幻影の焔~禍根~
「元姫殿……――遅いぞ、全く」
姜維は少し嬉しさを含ませて告げる。元姫は珍しく驚いた表情を見せた後「それに関しては謝るわ」と告げた。彼女は氷の剣を手に持ったままバイシューを見下ろした。
「何、で……ッ」
「私が生きているのかって? 先ほどの力は発動していた。姜維殿が行った書き換えの術は。それは、姜維殿が術に慣れていないから効果が現れるまで少しの時間を要する。……それにあなたは気付けなかった。それが理由」
元姫はバイシューへ剣を向ける。彼女はもう抵抗すらしない。いや、出来ないのだろう。
「バイシュー、私と再契約しましょう。あなたの願いを出来るだけ叶える。だからあなたも、この中華の、中国大陸の人民を安んじて頂戴」
そうすればあなたは一つの命として生きる事が出来る。元姫はそんな交渉を提案し、左手をバイシューへ伸ばした。だが彼女は元姫の申し出を吐き捨てる。
「情けなど無用ですわ! さっさとわたくしを回収なさい。わたくしはあなたに、姜維達に負けた。それだけですわ」
「生きたいのでしょう。ならば、私と――」
「あなたとわたくしの道は違いますわ。わたくしは天下泰平を望んではいません。わたくしが望むのはただわたくし達の生命の確立。そのためならば国さえ傾けますわ」
交渉は不要。出来ないのだと察した元姫は少し寂しそうな顔をした。彼女とて不本意なのだろう。こうやって、回収して、核の個性を消す事が。

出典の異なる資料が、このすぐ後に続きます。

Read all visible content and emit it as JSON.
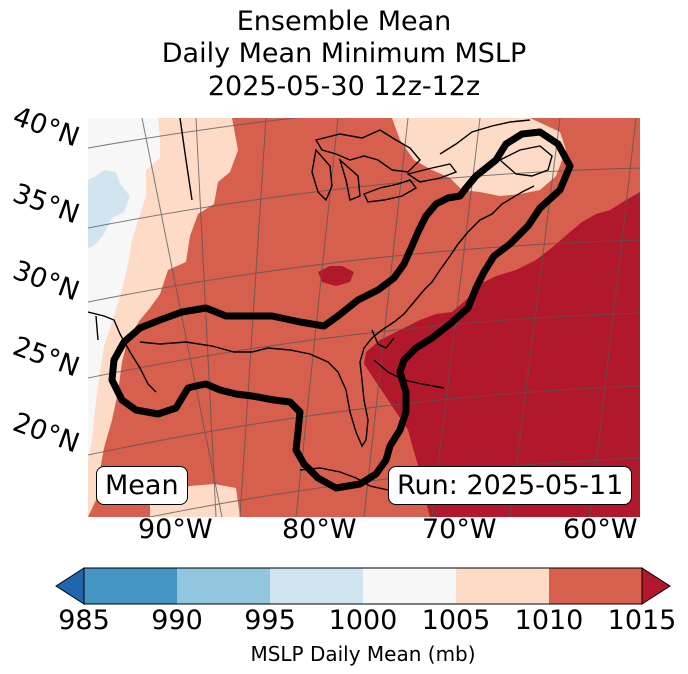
{
  "title": {
    "line1": "Ensemble Mean",
    "line2": "Daily Mean Minimum MSLP",
    "line3": "2025-05-30 12z-12z"
  },
  "map": {
    "lat_labels": [
      "40°N",
      "35°N",
      "30°N",
      "25°N",
      "20°N"
    ],
    "lon_labels": [
      "90°W",
      "80°W",
      "70°W",
      "60°W"
    ],
    "annotation_left": "Mean",
    "annotation_right": "Run: 2025-05-11",
    "colors": {
      "lt1000": "#d1e5f0",
      "b1000_1005": "#f7f7f7",
      "b1005_1010": "#fddbc7",
      "b1010_1015": "#d6604d",
      "gt1015": "#b2182b",
      "contour": "#000000",
      "coast": "#000000"
    }
  },
  "colorbar": {
    "ticks": [
      "985",
      "990",
      "995",
      "1000",
      "1005",
      "1010",
      "1015"
    ],
    "colors": [
      "#4393c3",
      "#92c5de",
      "#d1e5f0",
      "#f7f7f7",
      "#fddbc7",
      "#d6604d"
    ],
    "under_color": "#2166ac",
    "over_color": "#b2182b",
    "label": "MSLP Daily Mean (mb)"
  }
}
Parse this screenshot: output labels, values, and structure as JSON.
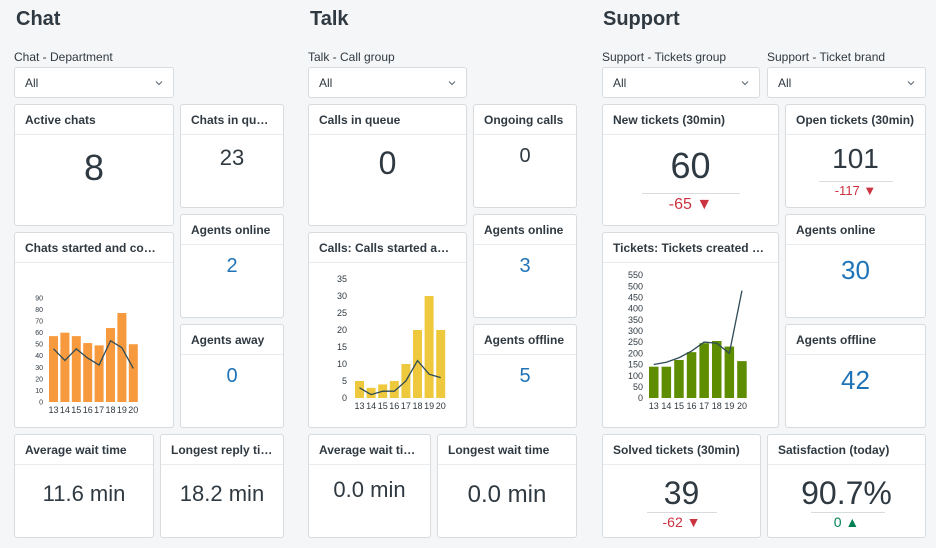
{
  "sections": {
    "chat": {
      "title": "Chat",
      "filter_label": "Chat - Department",
      "filter_value": "All",
      "active_chats": {
        "label": "Active chats",
        "value": "8"
      },
      "chats_in_queue": {
        "label": "Chats in queue",
        "value": "23"
      },
      "agents_online": {
        "label": "Agents online",
        "value": "2"
      },
      "agents_away": {
        "label": "Agents away",
        "value": "0"
      },
      "chart_title": "Chats started and compl...",
      "avg_wait": {
        "label": "Average wait time",
        "value": "11.6 min"
      },
      "longest_reply": {
        "label": "Longest reply time",
        "value": "18.2 min"
      }
    },
    "talk": {
      "title": "Talk",
      "filter_label": "Talk - Call group",
      "filter_value": "All",
      "calls_in_queue": {
        "label": "Calls in queue",
        "value": "0"
      },
      "ongoing_calls": {
        "label": "Ongoing calls",
        "value": "0"
      },
      "agents_online": {
        "label": "Agents online",
        "value": "3"
      },
      "agents_offline": {
        "label": "Agents offline",
        "value": "5"
      },
      "chart_title": "Calls: Calls started and c...",
      "avg_wait": {
        "label": "Average wait time",
        "value": "0.0 min"
      },
      "longest_wait": {
        "label": "Longest wait time",
        "value": "0.0 min"
      }
    },
    "support": {
      "title": "Support",
      "filter1_label": "Support - Tickets group",
      "filter1_value": "All",
      "filter2_label": "Support - Ticket brand",
      "filter2_value": "All",
      "new_tickets": {
        "label": "New tickets (30min)",
        "value": "60",
        "delta": "-65",
        "direction": "down"
      },
      "open_tickets": {
        "label": "Open tickets (30min)",
        "value": "101",
        "delta": "-117",
        "direction": "down"
      },
      "agents_online": {
        "label": "Agents online",
        "value": "30"
      },
      "agents_offline": {
        "label": "Agents offline",
        "value": "42"
      },
      "chart_title": "Tickets: Tickets created and ...",
      "solved_tickets": {
        "label": "Solved tickets (30min)",
        "value": "39",
        "delta": "-62",
        "direction": "down"
      },
      "satisfaction": {
        "label": "Satisfaction (today)",
        "value": "90.7%",
        "delta": "0",
        "direction": "up"
      }
    }
  },
  "colors": {
    "chat_bar": "#f79a3e",
    "talk_bar": "#efc93d",
    "support_bar": "#5f8d00",
    "line": "#2e4b57",
    "blue": "#1f73b7",
    "red": "#cc3340",
    "green": "#038153"
  },
  "chart_data": [
    {
      "type": "bar",
      "categories": [
        "13",
        "14",
        "15",
        "16",
        "17",
        "18",
        "19",
        "20"
      ],
      "series": [
        {
          "values": [
            57,
            60,
            57,
            51,
            49,
            64,
            77,
            50
          ]
        },
        {
          "values": [
            46,
            36,
            46,
            38,
            32,
            53,
            47,
            29
          ]
        }
      ],
      "ylim": [
        0,
        90
      ],
      "yticks": [
        "0",
        "10",
        "20",
        "30",
        "40",
        "50",
        "60",
        "70",
        "80",
        "90"
      ]
    },
    {
      "type": "bar",
      "categories": [
        "13",
        "14",
        "15",
        "16",
        "17",
        "18",
        "19",
        "20"
      ],
      "series": [
        {
          "values": [
            5,
            3,
            4,
            5,
            10,
            20,
            30,
            20
          ]
        },
        {
          "values": [
            3,
            1,
            2,
            2,
            5,
            11,
            7,
            6
          ]
        }
      ],
      "ylim": [
        0,
        35
      ],
      "yticks": [
        "0",
        "5",
        "10",
        "15",
        "20",
        "25",
        "30",
        "35"
      ]
    },
    {
      "type": "bar",
      "categories": [
        "13",
        "14",
        "15",
        "16",
        "17",
        "18",
        "19",
        "20"
      ],
      "series": [
        {
          "values": [
            140,
            140,
            170,
            205,
            245,
            255,
            230,
            165
          ]
        },
        {
          "values": [
            150,
            160,
            180,
            210,
            250,
            245,
            200,
            480
          ]
        }
      ],
      "ylim": [
        0,
        550
      ],
      "yticks": [
        "0",
        "50",
        "100",
        "150",
        "200",
        "250",
        "300",
        "350",
        "400",
        "450",
        "500",
        "550"
      ]
    }
  ]
}
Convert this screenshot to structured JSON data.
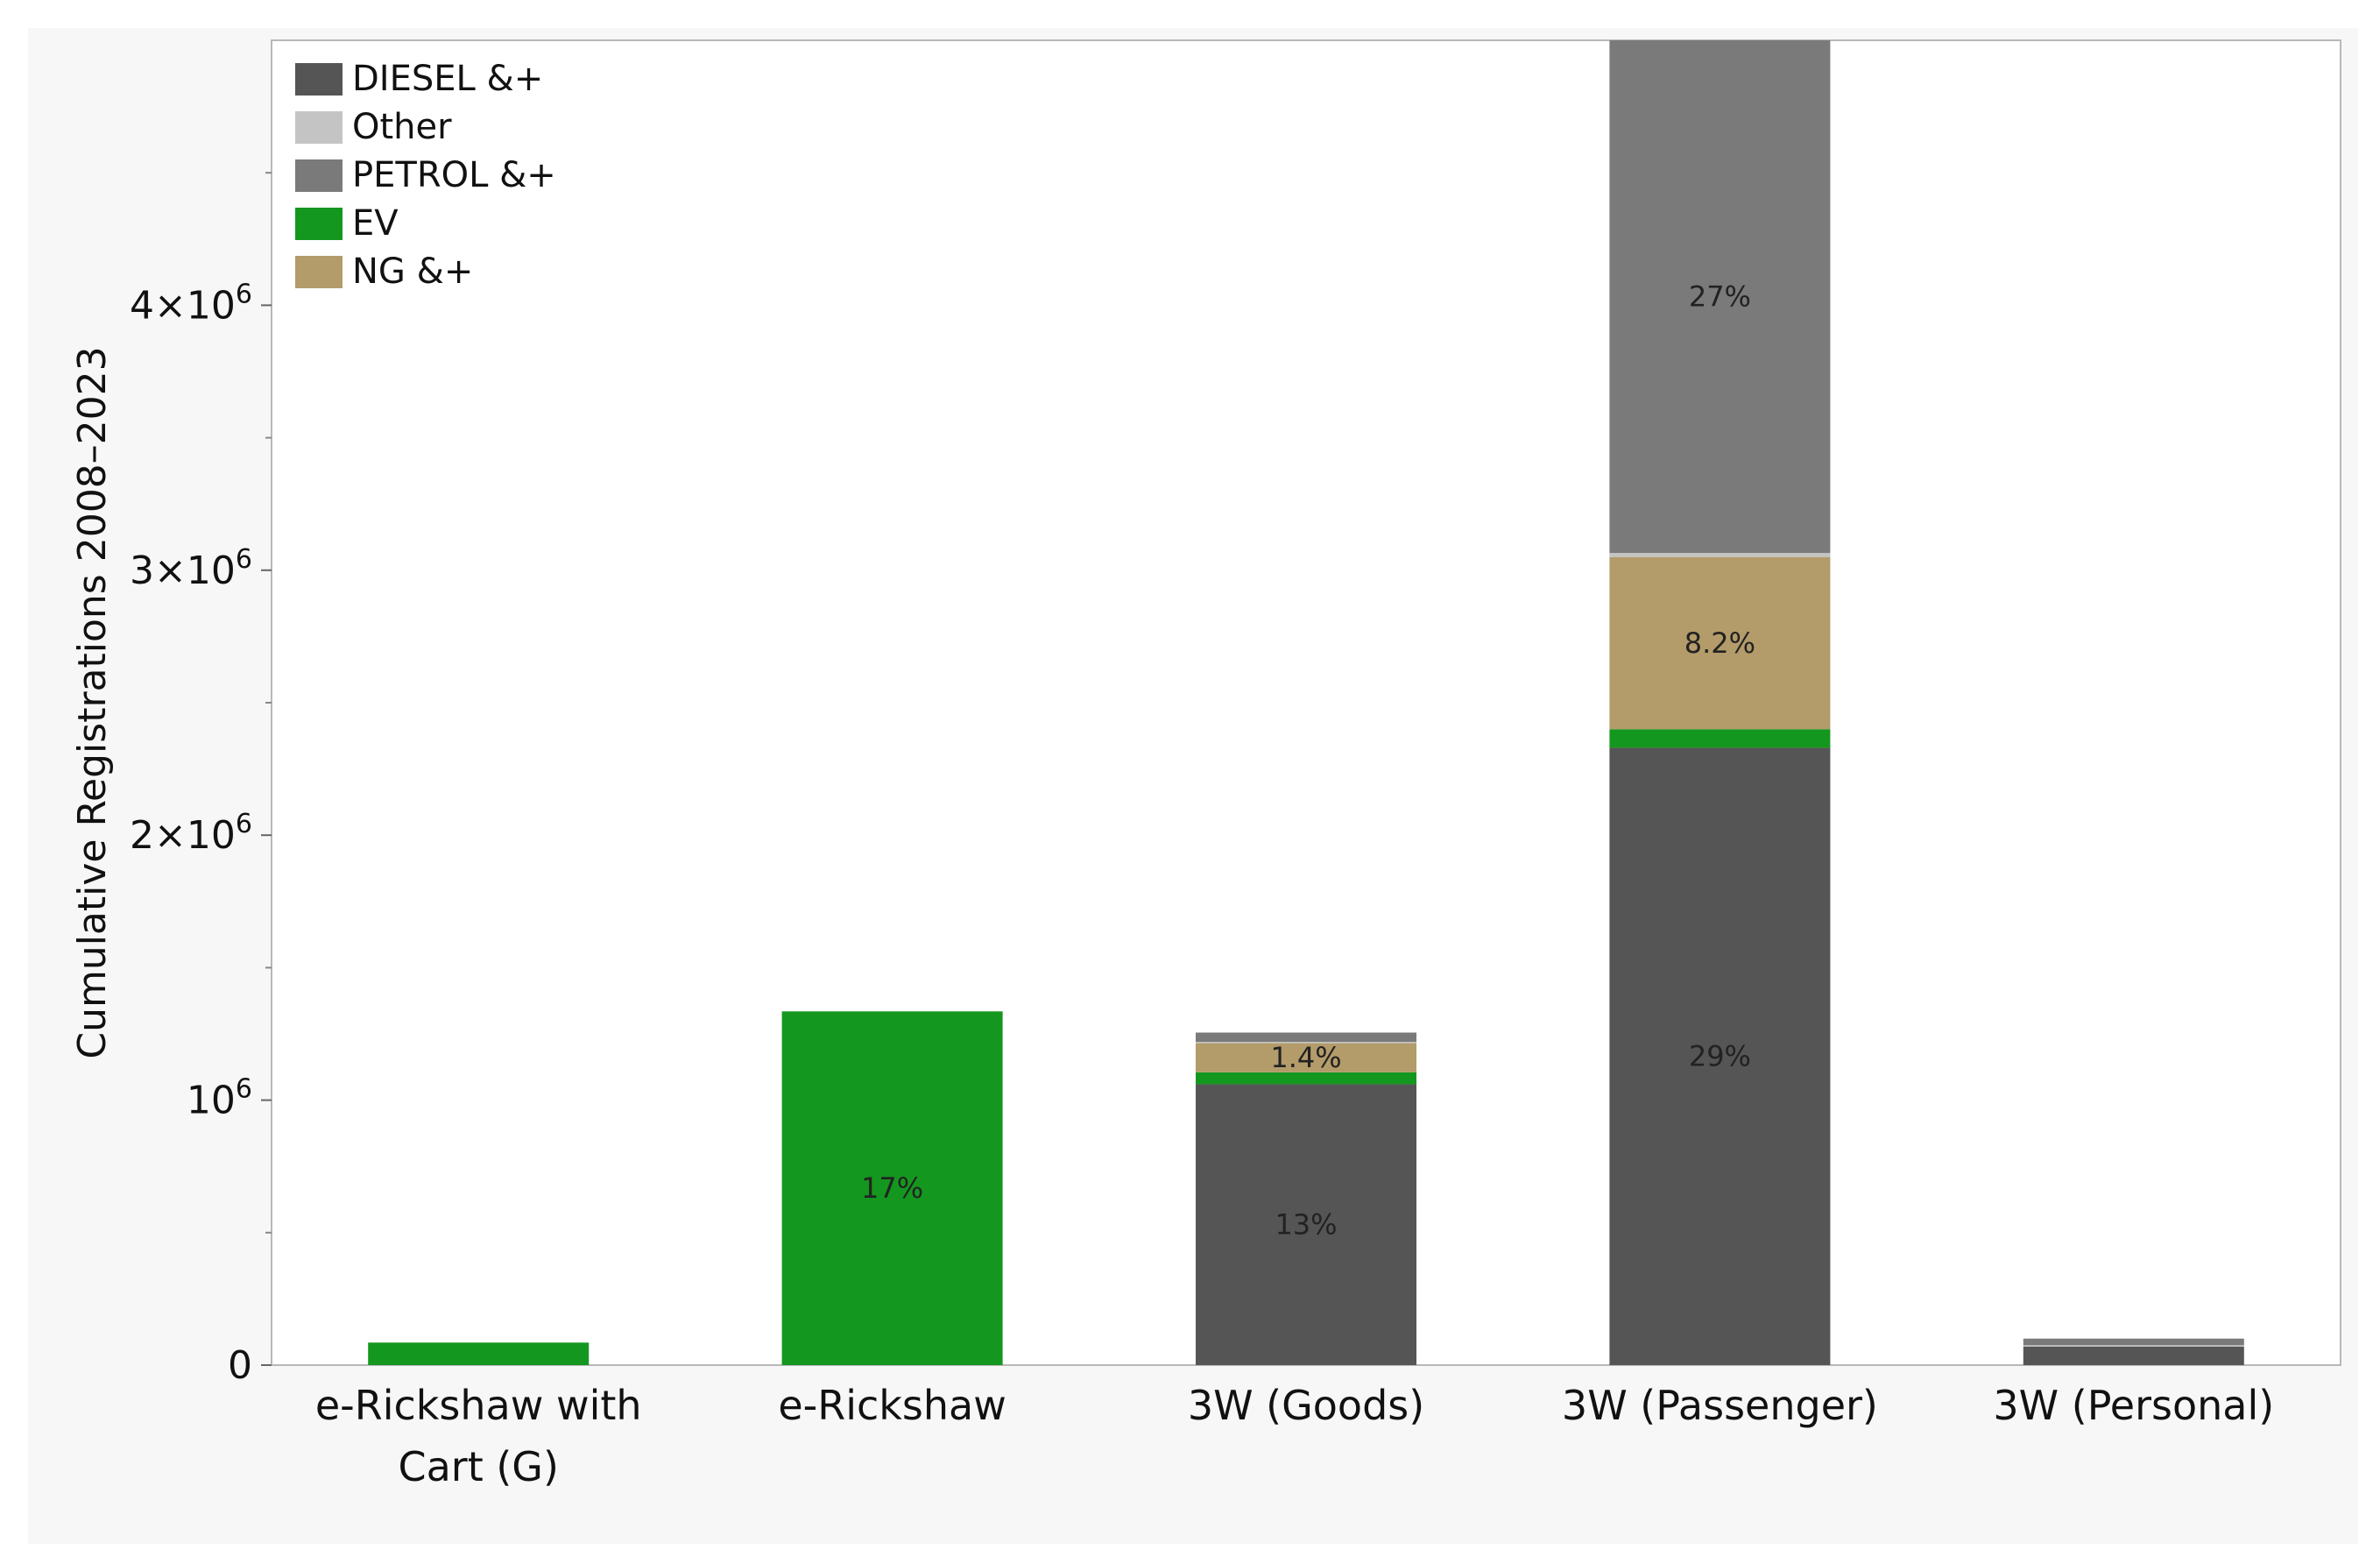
{
  "chart_data": {
    "type": "bar",
    "stacked": true,
    "ylabel": "Cumulative Registrations 2008–2023",
    "xlabel": "",
    "ylim": [
      0,
      5000000
    ],
    "y_ticks": [
      {
        "value": 0,
        "label": "0"
      },
      {
        "value": 1000000,
        "label": "10",
        "sup": "6"
      },
      {
        "value": 2000000,
        "label": "2×10",
        "sup": "6"
      },
      {
        "value": 3000000,
        "label": "3×10",
        "sup": "6"
      },
      {
        "value": 4000000,
        "label": "4×10",
        "sup": "6"
      }
    ],
    "y_minor_ticks": [
      500000,
      1500000,
      2500000,
      3500000,
      4500000
    ],
    "categories": [
      {
        "lines": [
          "e-Rickshaw with",
          "Cart (G)"
        ]
      },
      {
        "lines": [
          "e-Rickshaw"
        ]
      },
      {
        "lines": [
          "3W (Goods)"
        ]
      },
      {
        "lines": [
          "3W (Passenger)"
        ]
      },
      {
        "lines": [
          "3W (Personal)"
        ]
      }
    ],
    "series": [
      {
        "name": "DIESEL &+",
        "color": "#555555",
        "values": [
          0,
          0,
          1060000,
          2330000,
          70000
        ],
        "labels": [
          "",
          "",
          "13%",
          "29%",
          ""
        ]
      },
      {
        "name": "EV",
        "color": "#14971f",
        "values": [
          85000,
          1335000,
          45000,
          70000,
          0
        ],
        "labels": [
          "",
          "17%",
          "",
          "",
          ""
        ]
      },
      {
        "name": "NG &+",
        "color": "#b39c6a",
        "values": [
          0,
          0,
          110000,
          650000,
          0
        ],
        "labels": [
          "",
          "",
          "1.4%",
          "8.2%",
          ""
        ]
      },
      {
        "name": "Other",
        "color": "#c4c4c4",
        "values": [
          0,
          0,
          5000,
          15000,
          5000
        ],
        "labels": [
          "",
          "",
          "",
          "",
          ""
        ]
      },
      {
        "name": "PETROL &+",
        "color": "#7a7a7a",
        "values": [
          0,
          0,
          35000,
          1935000,
          25000
        ],
        "labels": [
          "",
          "",
          "",
          "27%",
          ""
        ]
      }
    ],
    "legend": {
      "position": "top-left",
      "order": [
        "DIESEL &+",
        "Other",
        "PETROL &+",
        "EV",
        "NG &+"
      ]
    },
    "grid": false
  }
}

核は回収されれば性格も意思も何もかも消え去るらしい。元々神器の能力だ、彼らは個人ではない。そのため消えるのだ。元姫は強く瞳を閉じ、覚悟を決めた。バイシューに意思を感じたのだろう。核としての意思を。
「わたくしは、諦めませんわ。何度でも蘇ってみせる。何度でも」
バイシューの負け惜しみのような言葉を耳に入れ、元姫は氷の剣を振り上げる。が、バイシューは自ら炎となりその場から消え去った。
そして建業には音が戻る。活気が戻る。人々が動き出す。鳥が羽ばたき、民が行き交い、民の声が響き渡る。賑やかな都市、建業――。止まっていた時間が動き出す。
これにて、建業での戦いは終わりを告げた。